15 de abril de 2011

Marinor chama MPF para apurar caso Jader-Globo

Marinor Brito (PSOL-PA): indícios de improbidade administrativa no
contrato de gaveta em que Jader aparece como sócio de afiliada da Globo
A senadora Marinor Brito (PSOL-PA) protocola logo mais, às 10h30, no Ministério Público Federal (MPF), uma representação (clique aqui para ler a íntegra) em que pede providências nas áreas eleitoral, fiscal e tributária contra o ex-deputado Jader Barbalho, presidente regional do PMDB, a quem acusa de improbidade por ter sonegado à Justiça Eleitoral informações de que era proprietário, desde 2001, de metade de controle societário da TV Tapajós, a afliada da Globo em Santarém, conforme revelado com exclusividade pelo Blog do Jeso, na sexta-feira passada.
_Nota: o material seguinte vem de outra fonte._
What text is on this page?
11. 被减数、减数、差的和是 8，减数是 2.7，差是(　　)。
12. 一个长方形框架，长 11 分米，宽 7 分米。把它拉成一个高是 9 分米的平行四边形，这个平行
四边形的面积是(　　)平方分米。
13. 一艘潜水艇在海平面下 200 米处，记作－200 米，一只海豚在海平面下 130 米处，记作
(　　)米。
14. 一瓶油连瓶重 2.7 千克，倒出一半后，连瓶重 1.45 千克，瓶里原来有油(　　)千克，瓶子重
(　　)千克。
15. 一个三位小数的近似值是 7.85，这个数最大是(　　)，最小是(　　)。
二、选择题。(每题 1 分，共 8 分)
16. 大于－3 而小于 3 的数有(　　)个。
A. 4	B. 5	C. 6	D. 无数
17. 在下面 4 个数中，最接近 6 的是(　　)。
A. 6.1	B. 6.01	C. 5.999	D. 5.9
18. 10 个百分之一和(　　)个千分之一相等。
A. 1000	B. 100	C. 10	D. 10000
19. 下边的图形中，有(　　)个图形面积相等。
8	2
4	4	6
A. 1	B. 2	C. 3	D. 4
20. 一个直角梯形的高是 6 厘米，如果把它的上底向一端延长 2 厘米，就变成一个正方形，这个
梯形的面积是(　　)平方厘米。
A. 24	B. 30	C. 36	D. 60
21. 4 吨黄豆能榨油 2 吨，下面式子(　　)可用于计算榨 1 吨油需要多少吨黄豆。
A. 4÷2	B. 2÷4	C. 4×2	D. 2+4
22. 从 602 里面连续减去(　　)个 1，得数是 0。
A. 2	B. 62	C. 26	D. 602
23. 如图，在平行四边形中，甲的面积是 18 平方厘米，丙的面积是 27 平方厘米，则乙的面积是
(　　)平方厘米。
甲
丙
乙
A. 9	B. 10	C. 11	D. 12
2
Na representação, a senadora ressalta que o contrato firmado por Jader em 2001 só veio a público agora, depois de instaurado na 1ª Vara Cível da Comarca de Santarém, o processo de inventário para partilhar os bens do empresário Joaquim da Costa Pereira, que até então todos supunham ser o único proprietário do Sitema Tapajós de Comunicação (STC), avaliado em cerca de R$ 15 milhões. Quando o presidente do PMDB se habilitou na condição de sócio, pagou apenas R$ 28 mil, metade dos R$ 56 mil em que estava valorado o STC dez anos atrás.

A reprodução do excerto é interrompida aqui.